Sur fond d’un rythme endiablé de percussions saccadées, la foule avance d’un pas déterminé. Des passants suivent le mouvement d’un regard enjoué. Une manifestation pacifique qu’aucun débordement n’est venu gâcher, malgré les craintes de heurts avec la mobilisation des “gilets jaunes” organisée le même jour.

Dans le cortège, les panneaux de revendication se succèdent : « Arrêtons de banaliser et de tolérer la violence » ou encore l’astucieux slogan « Pour jouir, il faut dire Oui », des message sans équivoque qui rendent compte d’une volonté de dépasser les tabous et de marquer les esprits. Les panneaux de la CGT indiquent qu’il y en a « assez des violences faites aux femmes au travail et dans la vie. » La manifestation, clairement bien organisée, permet à la diversité des acteurs d’avoir sa place : différents syndicats et associations y sont intégrés à l’unisson, chacun partageant ses différentes motivations. Un périmètre de sécurité a été mis en place pour permettre aux personnes à mobilité réduite de participer au mouvement comme tout le monde.

Plusieurs personnalités sont au rendez-vous, comme l’ex-ministre Najat Vallaud-Belkacem ou la comédienne Muriel Robin, qui avait mené une mobilisation sur la même thématique début octobre à Paris. Présent sur les lieux, le sénateur socialiste du Val d’Oise et secrétaire national du parti socialiste, Rachid Temal, explique les raisons de sa venue : « Je suis là comme l’an dernier, parce qu’il n’est pas acceptable qu’en 2018, dans le monde et particulièrement en France, il y ait des violences faites aux femmes, des propos sexistes, de la discrimination, et donc c’est pour cela qu’on marche. La marche en elle-même, c’est pour mettre en exergue le problème, mais après il y a toutes les actions qui doivent être mises en place au quotidien.
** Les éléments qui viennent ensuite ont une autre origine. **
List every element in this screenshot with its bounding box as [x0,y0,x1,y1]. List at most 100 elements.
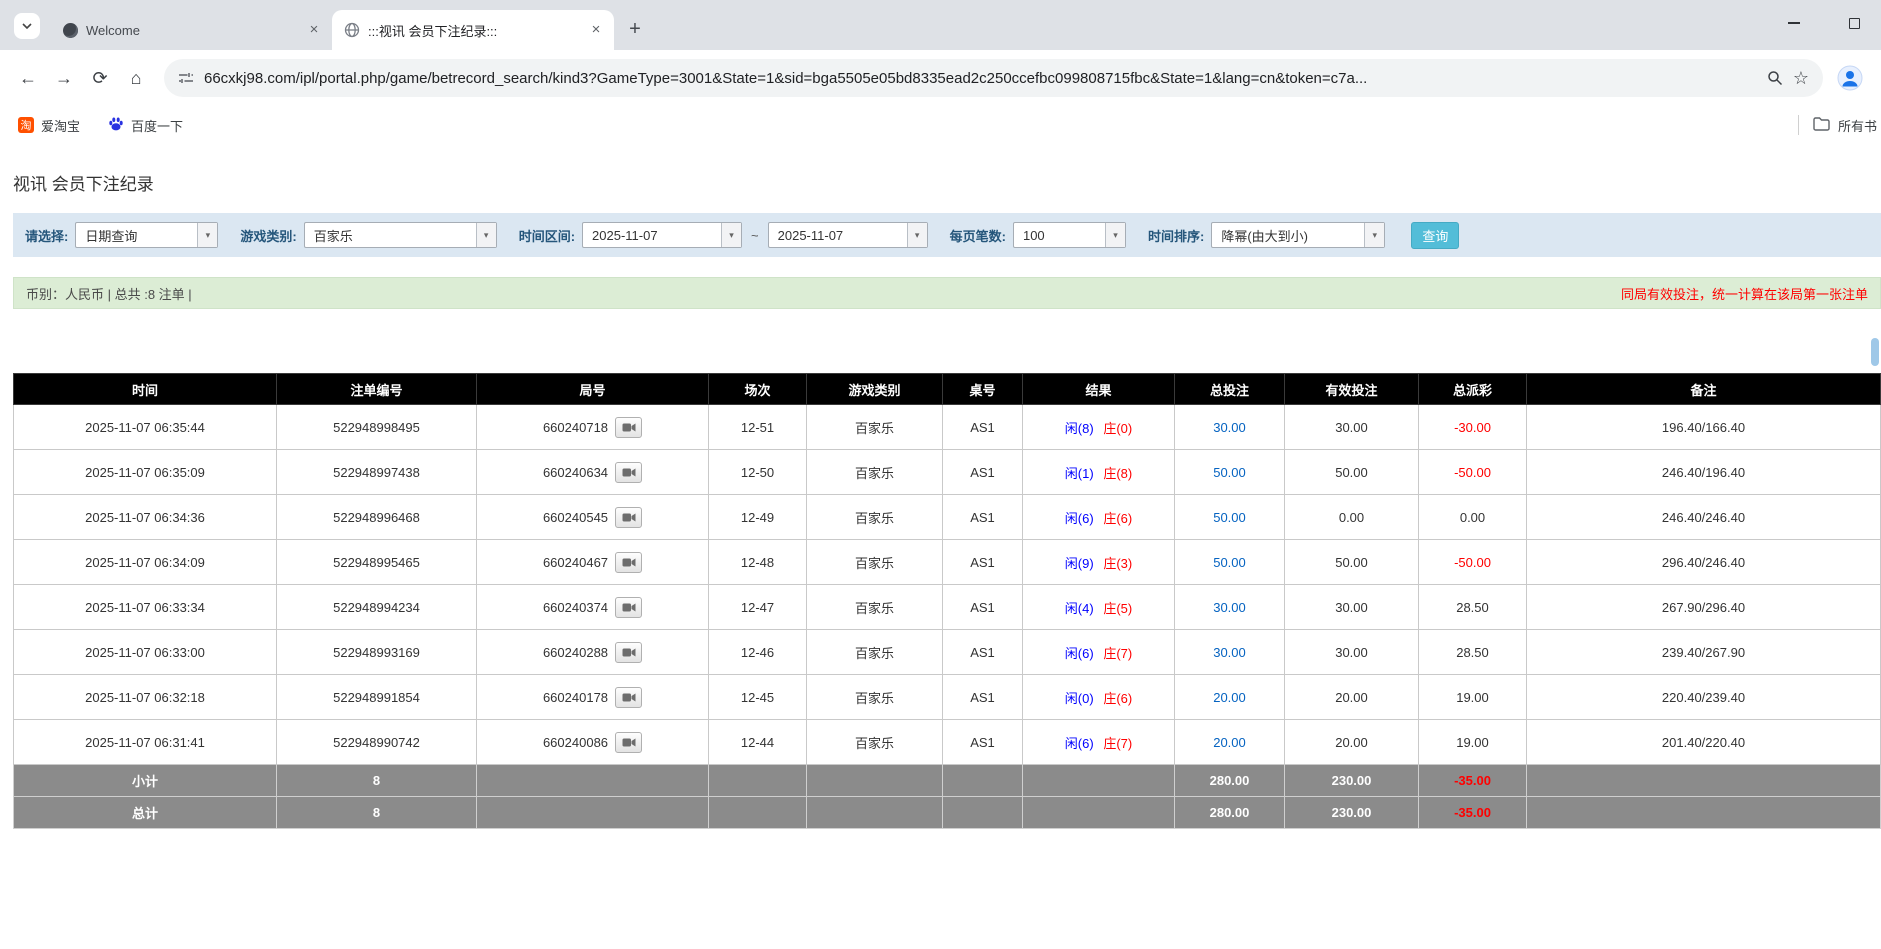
player-result: 闲(6) [1065,511,1094,526]
time-cell: 2025-11-07 06:32:18 [14,675,277,720]
summary-empty-cell [943,797,1023,829]
per-page-select[interactable]: 100 ▾ [1013,222,1126,248]
video-camera-icon [622,737,636,748]
summary-empty-cell [477,797,709,829]
site-info-icon[interactable] [178,70,194,86]
bet-id-cell: 522948996468 [277,495,477,540]
total-bet-link[interactable]: 30.00 [1213,645,1246,660]
minimize-button[interactable] [1773,8,1815,38]
banker-result: 庄(6) [1103,691,1132,706]
banker-result: 庄(0) [1103,421,1132,436]
new-tab-button[interactable]: + [620,14,650,44]
valid-bet-cell: 20.00 [1285,675,1419,720]
query-button[interactable]: 查询 [1411,222,1459,249]
tab-welcome[interactable]: Welcome × [50,10,332,50]
sort-select[interactable]: 降幂(由大到小) ▾ [1211,222,1385,248]
url-text[interactable]: 66cxkj98.com/ipl/portal.php/game/betreco… [204,70,1757,87]
all-bookmarks[interactable]: 所有书 [1798,106,1877,144]
replay-video-button[interactable] [615,687,642,708]
table-summary-row: 总计8280.00230.00-35.00 [14,797,1881,829]
date-from-select[interactable]: 2025-11-07 ▾ [582,222,742,248]
table-no-cell: AS1 [943,495,1023,540]
tab-close-icon[interactable]: × [586,20,606,40]
replay-video-button[interactable] [615,552,642,573]
profile-avatar[interactable] [1833,61,1867,95]
table-no-cell: AS1 [943,630,1023,675]
video-camera-icon [622,422,636,433]
result-cell: 闲(1) 庄(8) [1023,450,1175,495]
result-cell: 闲(4) 庄(5) [1023,585,1175,630]
replay-video-button[interactable] [615,732,642,753]
summary-total-bet: 280.00 [1175,797,1285,829]
replay-video-button[interactable] [615,507,642,528]
chevron-down-icon [22,23,32,29]
summary-empty-cell [943,765,1023,797]
payout-cell: 28.50 [1419,630,1527,675]
session-cell: 12-47 [709,585,807,630]
round-cell: 660240288 [477,630,709,675]
tab-close-icon[interactable]: × [304,20,324,40]
address-bar[interactable]: 66cxkj98.com/ipl/portal.php/game/betreco… [164,59,1823,97]
total-bet-cell: 30.00 [1175,630,1285,675]
replay-video-button[interactable] [615,462,642,483]
per-page-group: 每页笔数: 100 ▾ [950,222,1126,248]
tab-search-button[interactable] [14,13,40,39]
total-bet-link[interactable]: 50.00 [1213,555,1246,570]
total-bet-link[interactable]: 20.00 [1213,735,1246,750]
game-type-select[interactable]: 百家乐 ▾ [304,222,497,248]
folder-icon [1813,117,1830,134]
zoom-icon[interactable] [1767,70,1783,86]
all-bookmarks-label: 所有书 [1838,116,1877,135]
home-button[interactable]: ⌂ [118,60,154,96]
bookmark-label: 爱淘宝 [41,116,80,135]
replay-video-button[interactable] [615,642,642,663]
game-type-cell: 百家乐 [807,450,943,495]
scrollbar-thumb[interactable] [1871,338,1879,366]
currency-summary-text: 币别：人民币 | 总共 :8 注单 | [26,284,192,303]
bet-record-row: 2025-11-07 06:33:34522948994234660240374… [14,585,1881,630]
bookmark-baidu[interactable]: 百度一下 [108,116,183,135]
total-bet-link[interactable]: 20.00 [1213,690,1246,705]
note-cell: 201.40/220.40 [1527,720,1881,765]
tab-betrecord[interactable]: :::视讯 会员下注纪录::: × [332,10,614,50]
divider [1798,115,1799,135]
table-no-cell: AS1 [943,405,1023,450]
payout-cell: -50.00 [1419,540,1527,585]
query-type-select[interactable]: 日期查询 ▾ [75,222,218,248]
result-cell: 闲(6) 庄(7) [1023,720,1175,765]
page-content: 视讯 会员下注纪录 请选择: 日期查询 ▾ 游戏类别: 百家乐 ▾ 时间区间: … [0,170,1881,829]
forward-button[interactable]: → [46,60,82,96]
game-type-cell: 百家乐 [807,630,943,675]
replay-video-button[interactable] [615,417,642,438]
date-to-select[interactable]: 2025-11-07 ▾ [768,222,928,248]
back-button[interactable]: ← [10,60,46,96]
payout-cell: 19.00 [1419,675,1527,720]
bookmark-star-icon[interactable]: ☆ [1793,69,1809,87]
valid-bet-cell: 30.00 [1285,630,1419,675]
bet-id-cell: 522948990742 [277,720,477,765]
bet-record-row: 2025-11-07 06:32:18522948991854660240178… [14,675,1881,720]
round-number: 660240288 [543,645,608,660]
total-bet-link[interactable]: 50.00 [1213,510,1246,525]
maximize-button[interactable] [1833,8,1875,38]
total-bet-link[interactable]: 30.00 [1213,600,1246,615]
replay-video-button[interactable] [615,597,642,618]
bookmarks-bar: 淘 爱淘宝 百度一下 所有书 [0,106,1881,144]
bet-id-cell: 522948993169 [277,630,477,675]
reload-button[interactable]: ⟳ [82,60,118,96]
round-number: 660240467 [543,555,608,570]
total-bet-cell: 50.00 [1175,450,1285,495]
round-cell: 660240634 [477,450,709,495]
summary-count: 8 [277,797,477,829]
bookmark-taobao[interactable]: 淘 爱淘宝 [18,116,80,135]
total-bet-link[interactable]: 50.00 [1213,465,1246,480]
column-header: 总投注 [1175,374,1285,405]
page-title: 视讯 会员下注纪录 [13,170,1881,195]
total-bet-link[interactable]: 30.00 [1213,420,1246,435]
total-bet-cell: 50.00 [1175,495,1285,540]
total-bet-cell: 30.00 [1175,585,1285,630]
table-no-cell: AS1 [943,720,1023,765]
valid-bet-cell: 20.00 [1285,720,1419,765]
video-camera-icon [622,512,636,523]
time-cell: 2025-11-07 06:33:00 [14,630,277,675]
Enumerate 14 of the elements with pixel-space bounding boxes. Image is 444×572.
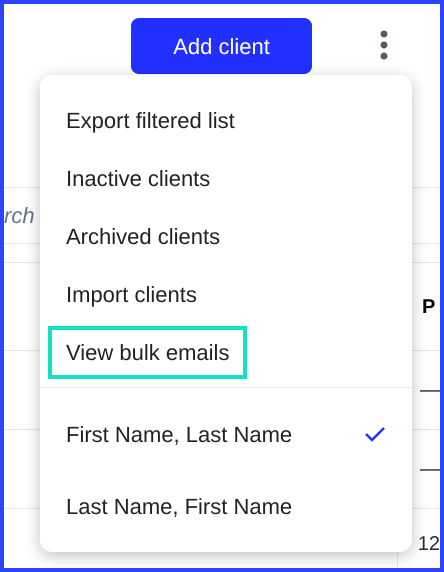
sort-option[interactable]: Last Name, First Name xyxy=(40,470,412,542)
add-client-button[interactable]: Add client xyxy=(131,18,312,74)
menu-item[interactable]: View bulk emails xyxy=(48,326,248,378)
table-cell-text: 12 xyxy=(418,532,440,556)
column-header: P xyxy=(422,294,436,320)
menu-item[interactable]: Import clients xyxy=(66,278,197,310)
more-options-icon[interactable] xyxy=(379,30,389,60)
table-cell-text: — xyxy=(420,378,440,403)
table-cell-text: — xyxy=(420,457,440,482)
menu-item[interactable]: Archived clients xyxy=(66,220,220,252)
sort-option[interactable]: First Name, Last Name xyxy=(40,398,412,470)
menu-item[interactable]: Export filtered list xyxy=(66,104,235,136)
search-field[interactable]: rch xyxy=(4,199,35,232)
menu-item[interactable]: Inactive clients xyxy=(66,162,210,194)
Des choses ont déjà été faites dans le précédent quinquennat mais on constate aujourd’hui que les associations ont moins de capacité à agir par manque de moyens. »

La député européenne présidente des socialiste français Christine Revault d’Allonnes a elle aussi fait le déplacement : « Je suis venue comme tous les ans, tout simplement parce que les violences faites aux femmes tuent tous les jours en France et en Europe. Au Parlement, on s’est battu pour un texte qui est la convention d’Istanbul ; cela permet, la prévention, la protection et la poursuite de ceux qui sont coupables de ces violences. C’est un combat de tous les jours, la parole doit être libérée à ce sujet et tout reste encore à faire. »

En France, en 2017, 219 000 femmes majeures ont déclaré avoir été victimes de violences physiques et/ou sexuelles, selon la lettre de novembre de l’Observatoire national des violences faites aux femmes. En 2016, 123 femmes sont mortes sous les coups de leur compagnon. Malgré une augmentation des signalements suite au mouvement #MeToo, moins d’une victime sur cinq déclare avoir déposé plainte. Dans un rapport publié le 22 novembre, un collectif d’organisations dont le Haut conseil à l’égalité et la Fondation des femmes a appelé à l’augmentation du budget de la lutte contre les violences faites aux femmes, estimant les besoins à 500 millions d’euros contre 79 actuellement.

D’Opéra à République, la marche a rassemblé entre 12 000 et 50 000 personnes selon les sources. A présent, le mouvement #NousToutes invite à “écrire la suite” sur son site Internet. Samedi, le gouvernement a annoncé le lancement mardi prochain d’une plateforme de signalement en ligne des violences sexistes et sexuelles.